Amnesty-Bericht zu Ägypten und Sudan: Flüchtlinge werden Opfer von Entführungen, Menschenhandel und schweren Missbrauch
3. April 2013 - Ägypten und der Sudan müssen dringend eine gemeinschaftliche Lösung finden, die gewaltsamen Entführungen eritreischer und äthiopischer Asylsuchender aus den sudanesischen Flüchtlingscamps zu verhindern, fordert Amnesty International.
Seit nun zwei Jahren werden Flüchtlinge aus dem Flüchtlingslager Shagarab in der Nähe der eritreischen Grenze in die Sinai-Wüste verschleppt und dort von beduinischen kriminellen Banden gefangen gehalten, während von ihren Familien Lösegeld gefordert wird.
Den durch Amnesty International gesammelten Berichten zufolge werden die Opfer grausamen Gewalttaten, Vergewaltigungen, Verbrennungen und Folter ausgesetzt.
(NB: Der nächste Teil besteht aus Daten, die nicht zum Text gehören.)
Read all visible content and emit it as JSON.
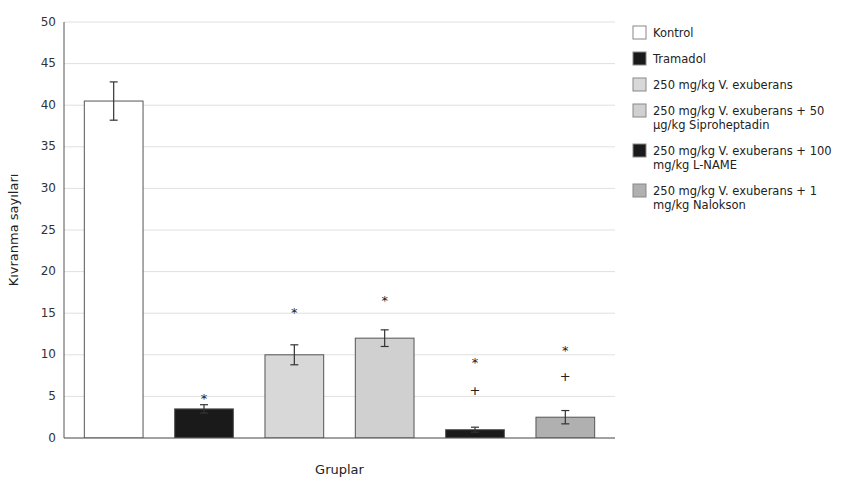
{
  "chart_data": {
    "type": "bar",
    "categories": [
      "Kontrol",
      "Tramadol",
      "250 mg/kg V. exuberans",
      "250 mg/kg V. exuberans + 50\nμg/kg Siproheptadin",
      "250 mg/kg V. exuberans + 100\nmg/kg L-NAME",
      "250 mg/kg V. exuberans + 1\nmg/kg Nalokson"
    ],
    "values": [
      40.5,
      3.5,
      10.0,
      12.0,
      1.0,
      2.5
    ],
    "errors": [
      2.3,
      0.5,
      1.2,
      1.0,
      0.3,
      0.8
    ],
    "colors": [
      "#ffffff",
      "#1a1a1a",
      "#d8d8d8",
      "#d0d0d0",
      "#1a1a1a",
      "#b0b0b0"
    ],
    "annotations": [
      {
        "x": 1,
        "y": 4.2,
        "text": "*"
      },
      {
        "x": 2,
        "y": 14.5,
        "text": "*"
      },
      {
        "x": 3,
        "y": 16.0,
        "text": "*"
      },
      {
        "x": 4,
        "y": 8.5,
        "text": "*"
      },
      {
        "x": 4,
        "y": 5.2,
        "text": "+"
      },
      {
        "x": 5,
        "y": 10.0,
        "text": "*"
      },
      {
        "x": 5,
        "y": 6.8,
        "text": "+"
      }
    ],
    "ylabel": "Kıvranma sayıları",
    "xlabel": "Gruplar",
    "ylim": [
      0,
      50
    ],
    "yticks": [
      0,
      5,
      10,
      15,
      20,
      25,
      30,
      35,
      40,
      45,
      50
    ],
    "grid": true,
    "legend": "right",
    "tick_labels": "y"
  }
}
Des Weiteren zwingen die Kidnapper die Angehörigen dazu, den Gewalttaten telefonisch beizuwohnen, um Summen von bis zu 40.000 Dollar von ihnen zu erpressen.
Sind die Familien nicht in der Lage, das Lösegeld zu zahlen, werden die Flüchtlinge brutal ermordet. Andere wiederum erliegen ihren Verletzungen oder sterben an den extrem harten Bedingungen der Geiselhaft. Ein Jugendlicher erlebte während der acht Monate seiner Gefangenschaft den Tod sieben anderer Opfer.
Zeugenaussagen zufolge durchleiden die Geiseln die unterschiedlichsten Formen der unmenschlichen Misshandlung und Folter, darunter auch Vergewaltigungen und andere Arten des sexuellen Missbrauchs, Schläge mit Eisenstangen und Ketten, Elektroschocks, Verbrennungen durch geschmolzenen Kunststoff oder Metall, Übergießen mit Benzin und Inbrandsetzung.
Ein eritreischer Überlebender beschreibt, wie an einem Flüchtling, dessen Familie nicht zahlen konnte, ein Exempel statuiert wurde: "Er blutete am ganzen Körper. Nach weiteren Schlägen und sexuellem Missbrauch übergossen sie ihn mit Benzin und setzten ihn in Brand. Die Leiche ließen sie bei uns im Raum liegen bis sie verweste, und zwangen uns der Reihe nach, sie zu umarmen."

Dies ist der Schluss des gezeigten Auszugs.